DECEMBER 2023
Founder Profile: Kath Koschel, Kindness Factory
Kath Koschel has faced almost unimaginable hurdles. In her mid-twenties, she broke her back and was told she may never walk again. Shortly afterwards, she lost her beloved partner to suicide. Then, just as she was piecing her life back together, she was hit by a drunk driver while cycling and forced into gruelling rehabilitation to relearn to walk once more.
In the midst of these harrowing experiences, Kath believes she experienced two things in large amounts: adversity and kindness. After learning to walk for the second time in her life, this realisation kickstarted a two month journey around Australia during which Kath relied solely on the kindness of strangers. From this journey, the not for profit organisation Kindness Factory was created, and the Foundation was proud to come on board as an early-stage backer.
Kindness Factory is now based across three countries and has seen millions of acts of kindness logged. In between speaking engagements and promoting her best-selling book, we caught up with Kath.

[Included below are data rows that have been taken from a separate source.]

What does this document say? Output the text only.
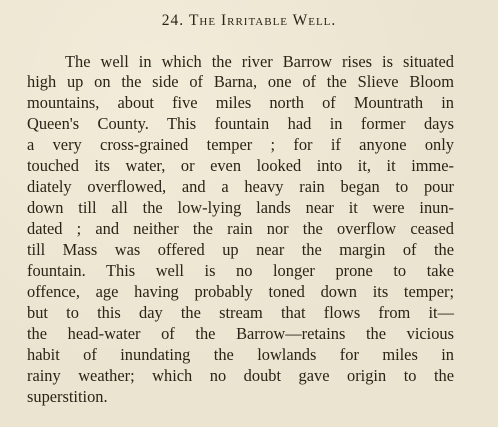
24. The Irritable Well.
The well in which the river Barrow rises is situated
high up on the side of Barna, one of the Slieve Bloom
mountains, about five miles north of Mountrath in
Queen's County. This fountain had in former days
a very cross-grained temper ; for if anyone only
touched its water, or even looked into it, it imme-
diately overflowed, and a heavy rain began to pour
down till all the low-lying lands near it were inun-
dated ; and neither the rain nor the overflow ceased
till Mass was offered up near the margin of the
fountain. This well is no longer prone to take
offence, age having probably toned down its temper;
but to this day the stream that flows from it—
the head-water of the Barrow—retains the vicious
habit of inundating the lowlands for miles in
rainy weather; which no doubt gave origin to the
superstition.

The Kindness Factory was born back in 2015 as a social media page – could you have imagined then what it has turned into today?
Not in a million years! With no real business experience to my name, I think the smartest thing I have done is surround myself with good people who excel in areas that I’m not so great at. It’s genuinely been a team effort to get us to this point – and this is only the beginning! I can’t wait to see what happens in the next five years and beyond.
How did the Kindness Curriculum evolve?
After meeting with young people in schools across the world, there was one question that was always asked – “How can we continue the legacy of kindness that you have created amongst our students?” We turned to Kaplan for assistance and together the Kindness Curriculum was conceptualised. I believe that teachers, students and school communities are the important elements in generating change for the future. The Kindness Curriculum is now embedded in thousands of schools teaching children the power of kindness.
How important is getting kindness into schools?
I think the earlier we get to people, if we can get a basis of kindness with kids at an earlier age, I think that is going to be money well spent by the Kindness Factory.
I don’t think anyone was born to hate. It is society’s pressures that creep in and make us cynical. Stuff happens in life and we go through trauma, grief and loss and we start to see the world differently but if we can take it with a lens of kindness, choices become a lot easier on how we want to behave and interact with others.
What does the future look like for Kindness Factory?
If I could predict the future, I would love to be redundant to be honest, that is the end goal. I often wonder how to really measure if we are even making a dent on this. Our mission is to make the world a kinder place and we are taking steps to do that but we need data and analytics to back this up. I would love to be able to predict the future but we are just focused on making smart decisions.
As a population, how are we doing at being kind?
What we need to do is start celebrating kindness more. Australia in general is a very kind nation, but we struggle with tall poppy syndrome. If I am kind and I display that and I share that – people will say that it is not kindness. But I disagree. I feel that kindness inspires kindness. Sometimes when we see it in action, we are more inspired to go and do something for someone else and get that kindness out there.